Various other treatment options have shown some indication for continued study to further assess for their ability to aid in the management of NA patients. There is some thought of autoimmune influence in the manifestation of NA and thus some treatment efforts have been focused on associated management with immunomodulants such as prednisone, intravenous immunoglobulins and other prophylactic immunotherapies.7 However, few studies have been conducted in this area of NA management and to date there is no conclusive evidence to recommend this mode of intervention. Surgical intervention for NA patients suffering from substantial nerve injury, consisting of hourglass constriction (shown by intraoperative visualization or nerve ultrasound), has shown some preliminary success.7,19,20 Future studies are still needed, though, to determine if surgical intervention is a viable routine treatment option.7
Patients generally regain strength in affected paretic muscles, though roughly one-third of NA patients still report some form of dysfunction or symptom even six years post initial presentation.1,7 Previous studies have shown no well-defined link between neurological considerations and functional outcomes or a specific natural course; though studies have identified a strong association between persistent pain, fatigue and the presence of scapular instability.7,21,22
This is a case report which only describes the findings of this individual case. The findings of this study cannot be generalized to other patients or the general public. Resolution of symptoms in this case may not have been related to chiropractic care and may have been due to the natural progression of NA. In this case there was no availability of past medical records or diagnostic studies for review. This case relied heavily on communication with the patient and obtaining a thorough patient history, which is subject to potential recall bias.

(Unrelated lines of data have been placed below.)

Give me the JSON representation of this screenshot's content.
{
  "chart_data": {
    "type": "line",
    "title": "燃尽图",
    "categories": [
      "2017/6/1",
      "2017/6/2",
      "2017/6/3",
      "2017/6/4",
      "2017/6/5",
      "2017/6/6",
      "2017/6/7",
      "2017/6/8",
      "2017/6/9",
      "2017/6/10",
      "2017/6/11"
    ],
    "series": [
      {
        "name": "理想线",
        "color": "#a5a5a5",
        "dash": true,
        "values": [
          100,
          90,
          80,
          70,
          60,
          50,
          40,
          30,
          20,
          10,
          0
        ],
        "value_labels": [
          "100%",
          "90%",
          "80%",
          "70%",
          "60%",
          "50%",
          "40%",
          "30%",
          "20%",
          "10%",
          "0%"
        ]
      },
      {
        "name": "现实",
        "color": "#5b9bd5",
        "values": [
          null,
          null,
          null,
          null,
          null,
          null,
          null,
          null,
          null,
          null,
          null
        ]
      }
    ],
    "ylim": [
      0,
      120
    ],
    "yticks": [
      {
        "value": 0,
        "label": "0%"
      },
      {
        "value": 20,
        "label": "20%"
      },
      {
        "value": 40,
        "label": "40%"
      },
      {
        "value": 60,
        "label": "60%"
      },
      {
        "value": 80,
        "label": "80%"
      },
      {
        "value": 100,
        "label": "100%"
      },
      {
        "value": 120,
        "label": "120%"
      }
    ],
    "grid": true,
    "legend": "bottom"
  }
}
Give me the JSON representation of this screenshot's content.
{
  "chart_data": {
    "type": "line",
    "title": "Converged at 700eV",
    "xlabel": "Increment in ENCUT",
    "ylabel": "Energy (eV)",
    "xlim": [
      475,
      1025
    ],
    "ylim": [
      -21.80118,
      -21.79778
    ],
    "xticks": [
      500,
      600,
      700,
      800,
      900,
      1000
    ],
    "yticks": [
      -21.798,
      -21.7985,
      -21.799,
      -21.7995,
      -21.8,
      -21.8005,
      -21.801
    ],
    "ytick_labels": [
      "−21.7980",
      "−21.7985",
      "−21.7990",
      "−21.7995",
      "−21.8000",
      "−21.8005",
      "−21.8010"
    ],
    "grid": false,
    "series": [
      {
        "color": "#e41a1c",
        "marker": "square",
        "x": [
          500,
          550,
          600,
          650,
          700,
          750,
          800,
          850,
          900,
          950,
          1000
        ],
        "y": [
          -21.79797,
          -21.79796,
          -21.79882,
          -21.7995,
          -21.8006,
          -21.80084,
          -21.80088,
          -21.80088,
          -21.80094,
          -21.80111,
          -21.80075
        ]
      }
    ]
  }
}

This case features the importance of timely recognition and proper diagnosis of NA. Recognition of NA can be difficult due to the nature of NA as a clinical diagnosis which does not have a gold standard laboratory, diagnostic or specific imaging test to establish a definitive diagnosis, and the fact that it mimics so many other etiologies. Prompt recognition of common features associated with NA and differentiation from other diagnostic considerations can be appreciated with a thorough history and examination, which identifies the classic criteria for a diagnosis of NA. Prognosis is commonly characterized by fragmented recovery from symptoms associated with NA, with a potential for an extended length of time for resolution and recurrence and continued reports of some degree of residual dysfunction are common even up to several years after initial onset.
The authors declare that they have no competing interests and nothing to disclaim. This project was unfunded and there are no sources of funding to disclose. The patient has provided written consent for this case report to be published.